Con il terzo motivo di ricorso, il ricorrente lamenta la violazione degli artt. 420 e 421 c.p.c. in combinato disposto con l’art. 111 Cost., in relazione all’art. 360 primo comma n. 3 c.p.c., perché erroneamente la Corte d’appello aveva esercitato i propri poteri officiosi per acquisire la documentazione tardivamente prodotta dall’Inps, senza sottoporla all’esame delle parti, in contraddittorio tra loro.
Con il quarto motivo di ricorso, il ricorrente censura la violazione degli artt. 2697- 2699-2700 c.c. e dell’art. 10 del d.lgs. n. 124/04, in relazione all’art. 360 primo comma n. 3 c.p.c., perché in riferimento al primo verbale di accertamento del 5.1.1996, il giudice di prime cure aveva rilevato la contraddittorietà delle affermazioni dell’Ispettore verbalizzante, e siccome questo profilo non era stato impugnato, tali dichiarazioni dovevano risultare prive di qualsivoglia efficacia probatoria, in difetto di una loro conferma in giudizio, neppure richiesta dall’Inps:
pertanto, il dato di fatto relativo alla forza lavoro al 30.9.1968 e 31.12.1970 di 26 unità lavorative era rimasto indimostrato.
Il primo e quarto motivo, che possono essere oggetto di un esame congiunto, sono inammissibili, perché sollevano critiche sull’accertamento di fatto espresso dalla Corte d’appello in riferimento alla forza lavoro presente in azienda nelle date di riferimento, che è di competenza esclusiva del giudice del merito ed incensurabile in cassazione se congruamente motivato, come nella specie.
Il secondo motivo è infondato, in quanto secondo la giurisprudenza di questa Corte, la contestazione della conformità all’originale di un documento prodotto in copia non può avvenire con clausole di stile e generiche o onnicomprensive, ma va operata, a pena d’inefficacia, in modo chiaro e circostanziato, attraverso l’indicazione specifica sia del documento che si intende contestare sia degli aspetti per i quali si assume differisca dall’originale (Cass. n. 27633/18, 16557/19).
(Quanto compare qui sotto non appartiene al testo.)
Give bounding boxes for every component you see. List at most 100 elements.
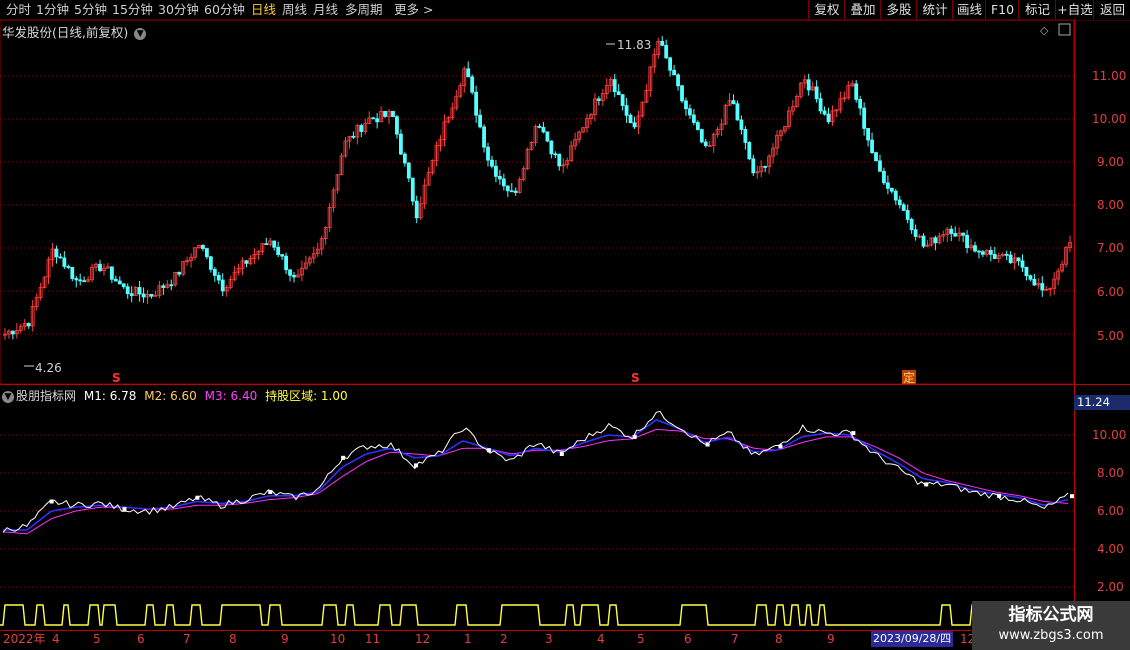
candle-body <box>878 160 882 172</box>
candle-body <box>513 190 518 193</box>
price-tick: 11.00 <box>1092 69 1126 83</box>
chevron-down-icon[interactable]: ▼ <box>134 27 147 40</box>
current-indicator-value: 11.24 <box>1074 395 1130 410</box>
candle-body <box>161 285 166 288</box>
candle-body <box>177 271 182 275</box>
candle-body <box>981 251 985 255</box>
candle-body <box>699 129 704 143</box>
candle-body <box>466 68 471 78</box>
time-label: 7 <box>731 632 739 646</box>
candle-body <box>612 79 617 93</box>
candle-body <box>905 210 910 220</box>
low-price-label: 4.26 <box>35 361 62 375</box>
candle-body <box>486 146 490 161</box>
time-label: 8 <box>229 632 237 646</box>
m2-label: M2: 6.60 <box>144 389 197 403</box>
candle-body <box>1028 275 1033 280</box>
candle-body <box>893 190 898 201</box>
candle-body <box>854 83 859 100</box>
candle-body <box>1008 254 1013 263</box>
candle-body <box>70 266 75 279</box>
candle-body <box>54 248 59 258</box>
time-label: 4 <box>597 632 605 646</box>
price-tick: 5.00 <box>1097 329 1124 343</box>
candle-body <box>1032 278 1037 286</box>
signal-dot <box>341 455 346 460</box>
candle-body <box>735 103 740 121</box>
candle-body <box>889 187 894 192</box>
holding-zone-line <box>0 604 1074 626</box>
candle-body <box>885 182 890 189</box>
candle-body <box>676 74 680 87</box>
signal-dot <box>997 493 1002 498</box>
price-tick: 9.00 <box>1097 155 1124 169</box>
signal-dot <box>705 442 710 447</box>
candle-body <box>359 125 364 132</box>
price-panel-frame <box>0 19 1075 385</box>
high-price-label: 11.83 <box>617 38 651 52</box>
candle-body <box>684 100 688 110</box>
candle-body <box>874 152 878 162</box>
candle-body <box>680 85 684 102</box>
chart-canvas[interactable]: 11.00 10.00 9.00 8.00 7.00 6.00 5.00 10.… <box>0 0 1130 650</box>
candle-body <box>628 114 633 124</box>
time-label: 2 <box>500 632 508 646</box>
candle-body <box>537 125 542 128</box>
candle-body <box>933 237 938 244</box>
time-label: 2022年 <box>3 632 46 646</box>
candle-body <box>399 133 403 155</box>
candle-body <box>474 91 479 116</box>
candle-body <box>763 166 768 168</box>
candle-body <box>672 69 676 76</box>
candle-body <box>66 266 71 268</box>
candle-body <box>205 248 209 258</box>
time-label: 11 <box>365 632 380 646</box>
candle-body <box>1004 253 1009 256</box>
candle-body <box>707 145 712 147</box>
candle-body <box>549 140 554 155</box>
signal-dot <box>632 434 637 439</box>
panel-toggle-icon[interactable] <box>1058 23 1071 36</box>
candle-body <box>141 293 146 298</box>
candle-body <box>1020 260 1025 268</box>
candle-body <box>731 100 736 105</box>
candle-body <box>695 122 700 130</box>
time-label: 5 <box>93 632 101 646</box>
time-label: 9 <box>281 632 289 646</box>
time-label: 5 <box>637 632 645 646</box>
diamond-icon[interactable]: ◇ <box>1040 24 1049 37</box>
candle-body <box>822 110 827 115</box>
candle-body <box>509 190 514 193</box>
candle-body <box>375 118 380 123</box>
candle-body <box>862 107 867 129</box>
candle-body <box>280 254 285 257</box>
candle-body <box>216 275 221 281</box>
candle-body <box>913 229 918 237</box>
candle-body <box>501 178 506 187</box>
candle-body <box>121 283 126 288</box>
chevron-down-icon[interactable]: ▼ <box>2 390 14 403</box>
indicator-tick: 4.00 <box>1097 542 1124 556</box>
zone-label: 持股区域: 1.00 <box>265 389 348 403</box>
candle-body <box>949 228 954 234</box>
candle-body <box>973 245 977 252</box>
candle-body <box>74 278 79 281</box>
candle-body <box>1040 283 1045 291</box>
candle-body <box>818 98 823 112</box>
candle-body <box>596 98 601 101</box>
signal-dot <box>414 463 419 468</box>
stock-title: 华发股份(日线,前复权) ▼ <box>2 22 147 41</box>
sell-marker: S <box>112 371 121 385</box>
watermark-url: www.zbgs3.com <box>998 628 1104 643</box>
candle-body <box>264 243 269 246</box>
watermark: 指标公式网 www.zbgs3.com <box>972 601 1130 650</box>
m1-line <box>2 410 1069 533</box>
candle-body <box>953 233 958 237</box>
candle-body <box>58 256 63 259</box>
candle-body <box>858 98 863 109</box>
candle-body <box>113 278 118 282</box>
candle-body <box>490 159 494 167</box>
candle-body <box>866 128 870 141</box>
candle-body <box>201 244 205 249</box>
candle-body <box>1016 257 1021 262</box>
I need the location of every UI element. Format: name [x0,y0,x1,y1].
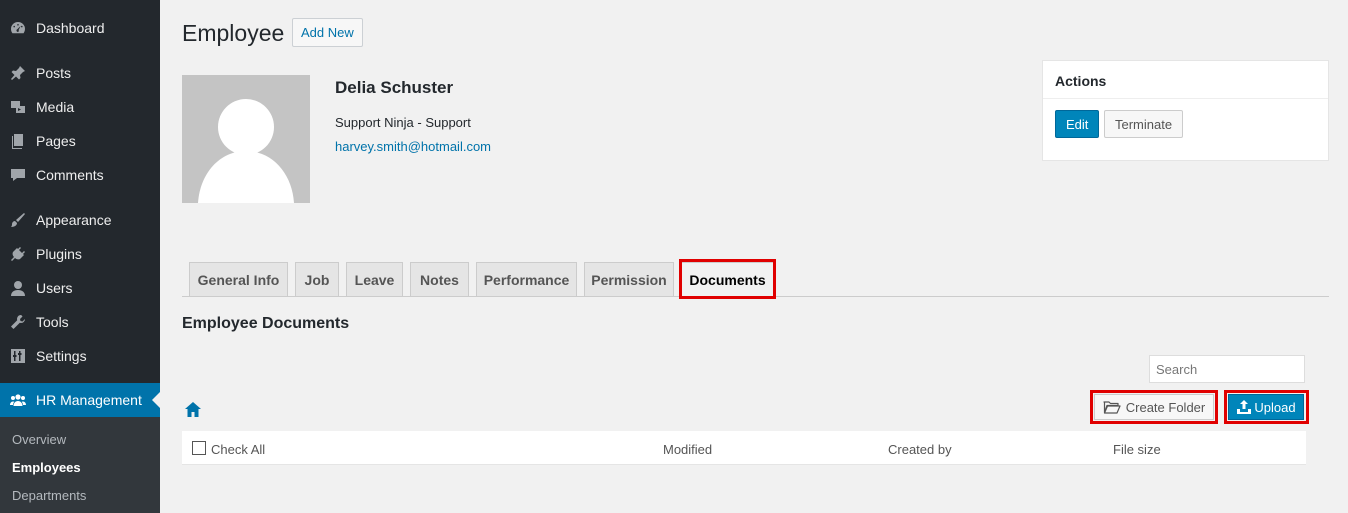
add-new-button[interactable]: Add New [292,18,363,47]
upload-label: Upload [1254,399,1296,415]
submenu-overview[interactable]: Overview [12,432,66,447]
submenu-departments[interactable]: Departments [12,488,86,503]
edit-button[interactable]: Edit [1055,110,1100,138]
menu-item-pages[interactable]: Pages [0,124,160,158]
tab-notes[interactable]: Notes [410,262,469,297]
divider [1043,98,1328,99]
upload-icon [1237,400,1252,414]
check-all-checkbox[interactable] [192,441,206,455]
tab-performance[interactable]: Performance [476,262,577,297]
page-title: Employee [182,20,285,46]
create-folder-label: Create Folder [1125,399,1206,415]
dashboard-icon [10,20,26,36]
admin-sidebar: Dashboard Posts Media Pages Comments App… [0,0,160,513]
submenu-employees[interactable]: Employees [12,460,81,475]
menu-item-comments[interactable]: Comments [0,158,160,192]
menu-item-dashboard[interactable]: Dashboard [0,11,160,45]
menu-label: Tools [36,314,69,330]
comment-icon [10,167,26,183]
avatar [182,75,310,203]
menu-label: Users [36,280,73,296]
menu-label: Appearance [36,212,112,228]
column-check-all[interactable]: Check All [211,442,265,457]
pin-icon [10,65,26,81]
group-icon [10,392,26,408]
folder-open-icon [1103,401,1121,414]
media-icon [10,99,26,115]
employee-role: Support Ninja - Support [335,115,471,130]
menu-label: Media [36,99,75,115]
section-title: Employee Documents [182,315,350,332]
menu-item-settings[interactable]: Settings [0,339,160,373]
menu-label: Comments [36,167,104,183]
menu-label: Posts [36,65,72,81]
tab-permission[interactable]: Permission [584,262,674,297]
upload-button[interactable]: Upload [1228,394,1304,420]
actions-title: Actions [1055,73,1107,89]
plug-icon [10,246,26,262]
actions-panel: Actions Edit Terminate [1042,60,1329,161]
tab-job[interactable]: Job [295,262,339,297]
menu-item-tools[interactable]: Tools [0,305,160,339]
avatar-placeholder-icon [198,99,294,203]
menu-item-media[interactable]: Media [0,90,160,124]
sliders-icon [10,348,26,364]
menu-label: Pages [36,133,76,149]
menu-label: Plugins [36,246,82,262]
column-file-size: File size [1113,442,1161,457]
employee-name: Delia Schuster [335,78,454,97]
menu-item-users[interactable]: Users [0,271,160,305]
terminate-button[interactable]: Terminate [1104,110,1184,138]
menu-item-posts[interactable]: Posts [0,56,160,90]
menu-label: Settings [36,348,87,364]
documents-table-header: Check All Modified Created by File size [182,431,1306,465]
tab-documents[interactable]: Documents [681,262,774,297]
user-icon [10,280,26,296]
wrench-icon [10,314,26,330]
menu-label: HR Management [36,392,142,408]
create-folder-button[interactable]: Create Folder [1094,394,1214,420]
pages-icon [10,133,26,149]
column-created-by: Created by [888,442,952,457]
menu-label: Dashboard [36,20,105,36]
brush-icon [10,212,26,228]
menu-item-appearance[interactable]: Appearance [0,203,160,237]
employee-email-link[interactable]: harvey.smith@hotmail.com [335,139,491,154]
menu-item-hr-management[interactable]: HR Management [0,383,160,417]
search-input[interactable] [1149,355,1305,383]
hr-submenu: Overview Employees Departments [0,417,160,513]
home-icon[interactable] [184,401,202,419]
tab-general-info[interactable]: General Info [189,262,288,297]
column-modified: Modified [663,442,713,457]
menu-item-plugins[interactable]: Plugins [0,237,160,271]
tab-leave[interactable]: Leave [346,262,403,297]
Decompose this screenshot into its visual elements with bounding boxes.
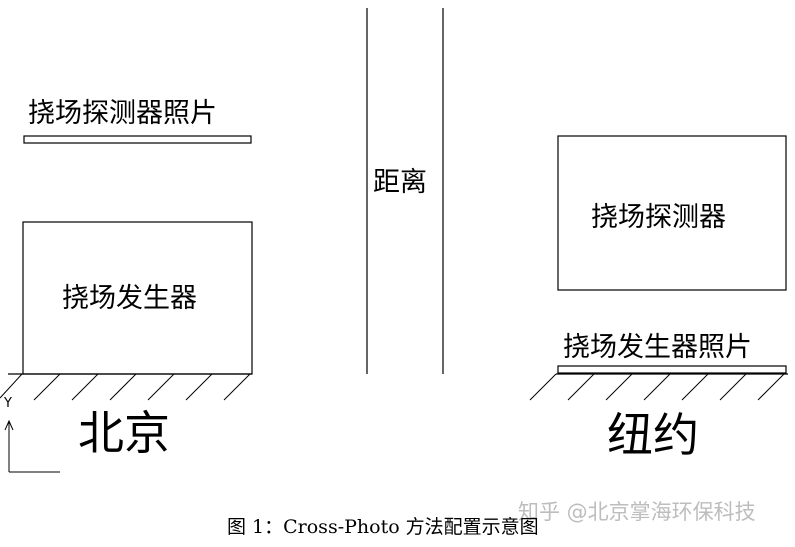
left-generator-label: 挠场发生器 <box>62 283 197 314</box>
left-photo-plate <box>23 135 252 144</box>
right-ground-hatch <box>529 373 785 401</box>
distance-label: 距离 <box>373 167 427 198</box>
y-axis-label: Y <box>4 396 12 411</box>
right-photo-label: 挠场发生器照片 <box>563 332 752 363</box>
y-axis-marker <box>4 419 60 473</box>
right-city-label: 纽约 <box>607 408 699 462</box>
figure-caption: 图 1：Cross-Photo 方法配置示意图 <box>227 516 539 538</box>
left-ground-hatch <box>0 373 251 401</box>
right-photo-plate <box>557 365 787 374</box>
left-photo-label: 挠场探测器照片 <box>28 98 217 129</box>
watermark-text: 知乎 @北京掌海环保科技 <box>518 500 756 524</box>
right-detector-label: 挠场探测器 <box>591 202 726 233</box>
left-city-label: 北京 <box>78 406 170 460</box>
diagram-canvas <box>0 8 788 473</box>
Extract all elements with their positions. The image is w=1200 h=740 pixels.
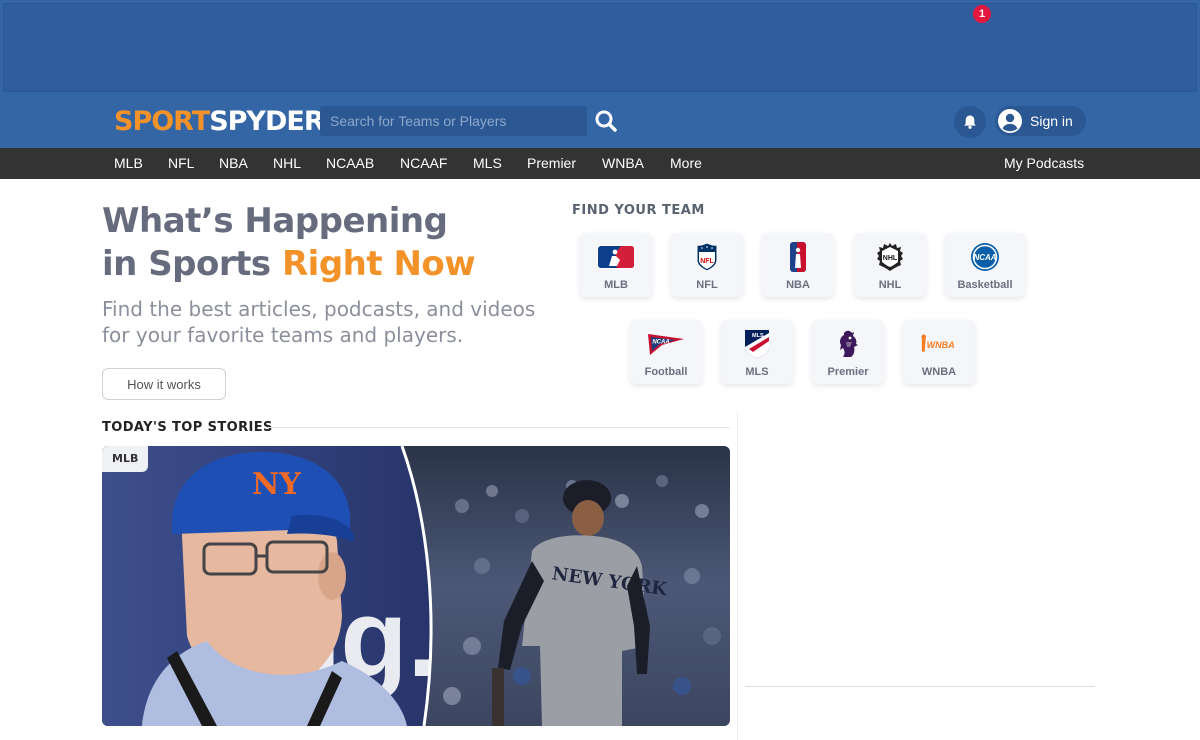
nav-item-my-podcasts[interactable]: My Podcasts bbox=[1004, 148, 1084, 179]
team-label-wnba: WNBA bbox=[921, 366, 957, 378]
ncaa-basketball-logo-icon: NCAA bbox=[965, 242, 1005, 272]
logo-spyder-text: Spyder bbox=[209, 105, 324, 137]
team-card-nhl[interactable]: NHL NHL bbox=[854, 233, 926, 297]
site-header: SportSpyder Sign in bbox=[0, 94, 1200, 148]
team-label-mls: MLS bbox=[745, 366, 769, 378]
svg-text:WNBA: WNBA bbox=[927, 340, 955, 350]
team-label-premier: Premier bbox=[827, 366, 869, 378]
user-avatar-icon bbox=[998, 109, 1022, 133]
story-headline-clipped[interactable] bbox=[102, 732, 730, 740]
nav-item-nhl[interactable]: NHL bbox=[273, 148, 301, 179]
svg-text:NFL: NFL bbox=[700, 258, 714, 265]
find-team-heading: FIND YOUR TEAM bbox=[572, 203, 705, 218]
nav-item-wnba[interactable]: WNBA bbox=[602, 148, 644, 179]
ad-placeholder bbox=[3, 3, 1197, 92]
sign-in-label: Sign in bbox=[1030, 113, 1073, 129]
nhl-logo-icon: NHL bbox=[870, 242, 910, 272]
sign-in-button[interactable]: Sign in bbox=[995, 106, 1086, 136]
team-label-nhl: NHL bbox=[878, 279, 902, 291]
nav-item-nba[interactable]: NBA bbox=[219, 148, 248, 179]
team-card-wnba[interactable]: WNBA WNBA bbox=[903, 320, 975, 384]
nav-item-nfl[interactable]: NFL bbox=[168, 148, 194, 179]
hero-title-prefix: in Sports bbox=[102, 244, 282, 284]
svg-text:NCAA: NCAA bbox=[652, 340, 669, 346]
svg-text:MLS: MLS bbox=[752, 333, 764, 339]
logo-sport-text: Sport bbox=[114, 105, 210, 137]
nav-item-mlb[interactable]: MLB bbox=[114, 148, 143, 179]
bell-icon bbox=[964, 115, 976, 129]
sidebar-divider bbox=[745, 686, 1095, 687]
svg-text:NHL: NHL bbox=[883, 255, 898, 262]
nfl-logo-icon: NFL bbox=[687, 242, 727, 272]
team-card-mls[interactable]: MLS MLS bbox=[721, 320, 793, 384]
team-label-basketball: Basketball bbox=[957, 279, 1013, 291]
league-nav: MLB NFL NBA NHL NCAAB NCAAF MLS Premier … bbox=[0, 148, 1200, 179]
top-story-image[interactable]: NEW YORK ling. NY bbox=[102, 446, 730, 726]
team-label-mlb: MLB bbox=[604, 279, 628, 291]
team-card-mlb[interactable]: MLB bbox=[580, 233, 652, 297]
mls-logo-icon: MLS bbox=[737, 329, 777, 359]
team-card-premier[interactable]: Premier bbox=[812, 320, 884, 384]
svg-text:NCAA: NCAA bbox=[973, 253, 996, 262]
nav-item-premier[interactable]: Premier bbox=[527, 148, 576, 179]
hero-title-line1: What’s Happening bbox=[102, 201, 448, 241]
nba-logo-icon bbox=[778, 242, 818, 272]
team-label-nfl: NFL bbox=[696, 279, 718, 291]
notification-count-badge: 1 bbox=[973, 5, 991, 23]
story-category-badge[interactable]: MLB bbox=[102, 446, 149, 472]
team-card-nba[interactable]: NBA bbox=[762, 233, 834, 297]
how-it-works-button[interactable]: How it works bbox=[102, 368, 226, 400]
nav-item-ncaaf[interactable]: NCAAF bbox=[400, 148, 447, 179]
team-card-basketball[interactable]: NCAA Basketball bbox=[945, 233, 1025, 297]
svg-text:NY: NY bbox=[252, 467, 301, 502]
hero-title-line2: in Sports Right Now bbox=[102, 243, 562, 286]
column-divider bbox=[737, 412, 738, 740]
notifications-button[interactable] bbox=[954, 106, 986, 138]
nav-item-more[interactable]: More bbox=[670, 148, 702, 179]
nav-item-ncaab[interactable]: NCAAB bbox=[326, 148, 374, 179]
search-icon[interactable] bbox=[593, 108, 619, 134]
wnba-logo-icon: WNBA bbox=[919, 329, 959, 359]
hero-subtitle: Find the best articles, podcasts, and vi… bbox=[102, 297, 536, 347]
ncaa-football-logo-icon: NCAA bbox=[646, 329, 686, 359]
ad-banner[interactable] bbox=[0, 0, 1200, 94]
heading-divider bbox=[266, 427, 730, 428]
site-logo[interactable]: Sport Spyder bbox=[114, 105, 325, 137]
team-label-football: Football bbox=[644, 366, 688, 378]
search-input[interactable] bbox=[320, 106, 587, 136]
nav-item-mls[interactable]: MLS bbox=[473, 148, 502, 179]
team-card-nfl[interactable]: NFL NFL bbox=[671, 233, 743, 297]
hero-title-accent: Right Now bbox=[281, 244, 476, 284]
mlb-logo-icon bbox=[596, 242, 636, 272]
team-label-nba: NBA bbox=[786, 279, 810, 291]
top-stories-heading: TODAY'S TOP STORIES bbox=[102, 420, 273, 435]
hero-title: What’s Happening in Sports Right Now bbox=[102, 200, 562, 286]
team-card-football[interactable]: NCAA Football bbox=[630, 320, 702, 384]
premier-league-logo-icon bbox=[828, 329, 868, 359]
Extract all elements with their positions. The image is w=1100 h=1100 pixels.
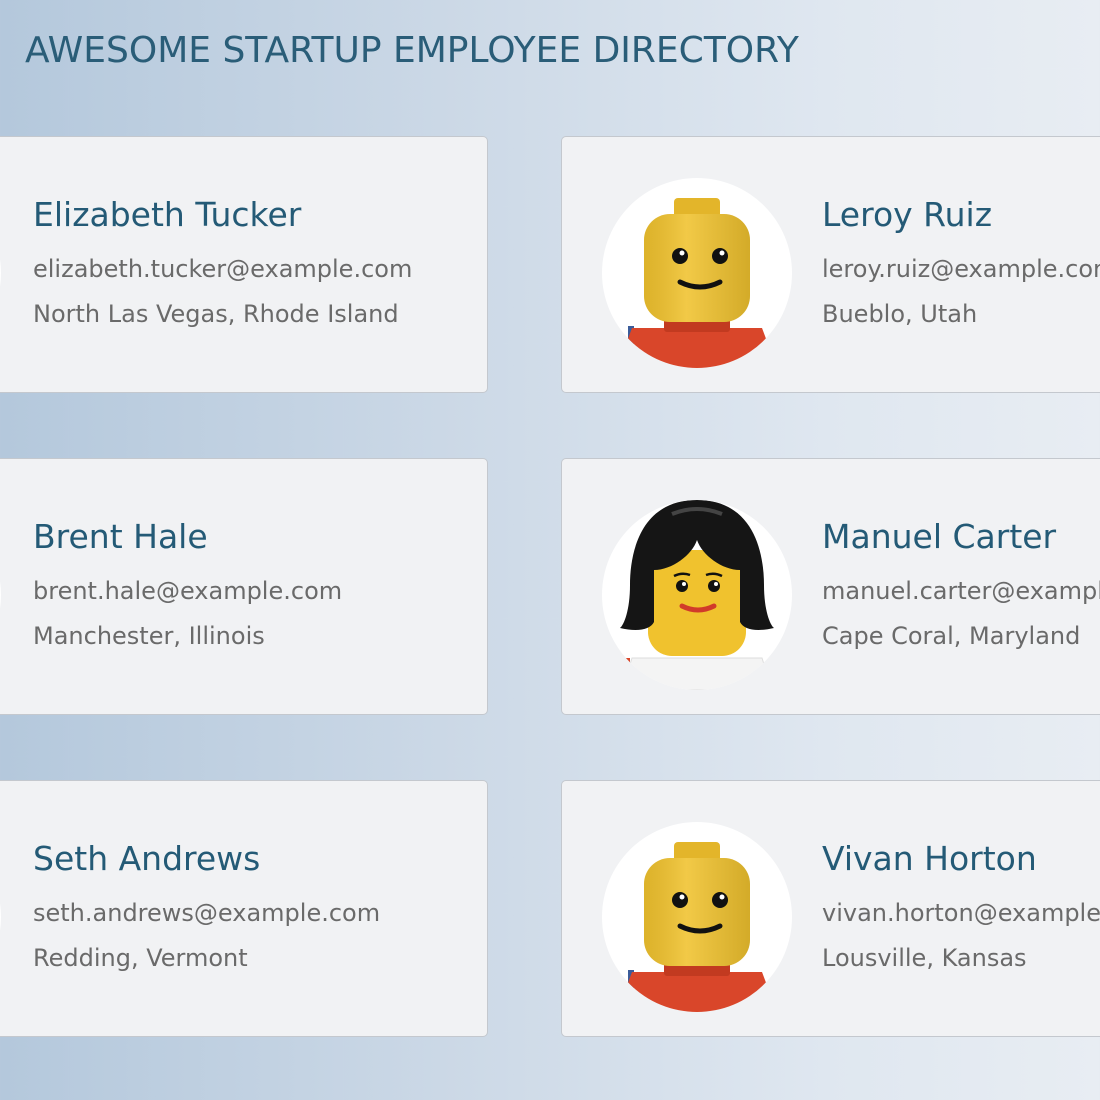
employee-email: leroy.ruiz@example.com	[822, 255, 1100, 283]
avatar	[0, 500, 1, 690]
employee-card[interactable]: Elizabeth Tucker elizabeth.tucker@exampl…	[0, 136, 488, 393]
employee-location: Cape Coral, Maryland	[822, 622, 1081, 650]
employee-card[interactable]: Brent Hale brent.hale@example.com Manche…	[0, 458, 488, 715]
employee-email: brent.hale@example.com	[33, 577, 343, 605]
employee-email: seth.andrews@example.com	[33, 899, 381, 927]
employee-location: North Las Vegas, Rhode Island	[33, 300, 399, 328]
avatar	[0, 178, 1, 368]
employee-name: Manuel Carter	[822, 517, 1057, 556]
employee-location: Redding, Vermont	[33, 944, 248, 972]
employee-name: Seth Andrews	[33, 839, 261, 878]
page-title: AWESOME STARTUP EMPLOYEE DIRECTORY	[25, 30, 799, 71]
employee-name: Leroy Ruiz	[822, 195, 993, 234]
employee-name: Brent Hale	[33, 517, 208, 556]
employee-card[interactable]: Seth Andrews seth.andrews@example.com Re…	[0, 780, 488, 1037]
lego-minifig-avatar-icon	[617, 198, 777, 368]
avatar	[0, 822, 1, 1012]
avatar	[602, 500, 792, 690]
employee-email: manuel.carter@example.com	[822, 577, 1100, 605]
employee-card[interactable]: Manuel Carter manuel.carter@example.com …	[561, 458, 1100, 715]
employee-location: Lousville, Kansas	[822, 944, 1027, 972]
employee-name: Elizabeth Tucker	[33, 195, 302, 234]
lego-minifig-avatar-icon	[617, 842, 777, 1012]
employee-location: Manchester, Illinois	[33, 622, 265, 650]
employee-email: vivan.horton@example.com	[822, 899, 1100, 927]
employee-name: Vivan Horton	[822, 839, 1037, 878]
avatar	[602, 178, 792, 368]
employee-location: Bueblo, Utah	[822, 300, 978, 328]
avatar	[602, 822, 792, 1012]
lego-minifig-hair-avatar-icon	[620, 500, 774, 690]
employee-card[interactable]: Vivan Horton vivan.horton@example.com Lo…	[561, 780, 1100, 1037]
employee-card[interactable]: Leroy Ruiz leroy.ruiz@example.com Bueblo…	[561, 136, 1100, 393]
employee-email: elizabeth.tucker@example.com	[33, 255, 413, 283]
Nel caso di specie, per quanto riportato in ricorso, il disconoscimento dei documenti prodotti in appello dall’Istituto è stato oltremodo generico (cfr. p. 8 del ricorso).
Il terzo motivo è infondato, alla luce della stessa giurisprudenza richiamata dal ricorrente, secondo la quale nel rito del lavoro, il verificarsi di preclusioni o decadenze in danno delle parti, non osta all’ammissione d’ufficio delle prove, trattandosi di potere diretto a vincere i dubbi residuati dalle risultanze istruttorie, ritualmente acquisite agli atti del giudizio di primo grado (Cass. n. 18924/12).
Nella specie, vi era stato il giudizio di indispensabilità della documentazione acquisita, al fine del decidere, ex artt. 421-437 c.p.c.(cfr. p. 6 della sentenza impugnata).
Le spese di lite seguono la soccombenza e sono liquidate come in dispositivo.
P.Q.M.
Rigetta il ricorso.
Condanna il ricorrente a pagare all’Inps le spese di lite che liquida nell’importo di € 8.000,00, oltre € 200,00 per esborsi, oltre il 15% per spese generali, oltre accessori di legge.
Ai sensi dell’art. 13 comma 1 quater del D.P.R. n. 115 del 2002, dà atto della sussistenza dei presupposti per il versamento, ove dovuto, da parte del ricorrente dell’ulteriore importo a titolo di contributo unificato pari a quello corrisposto per il ricorso, a norma del comma 1 – bis dello stesso articolo 13.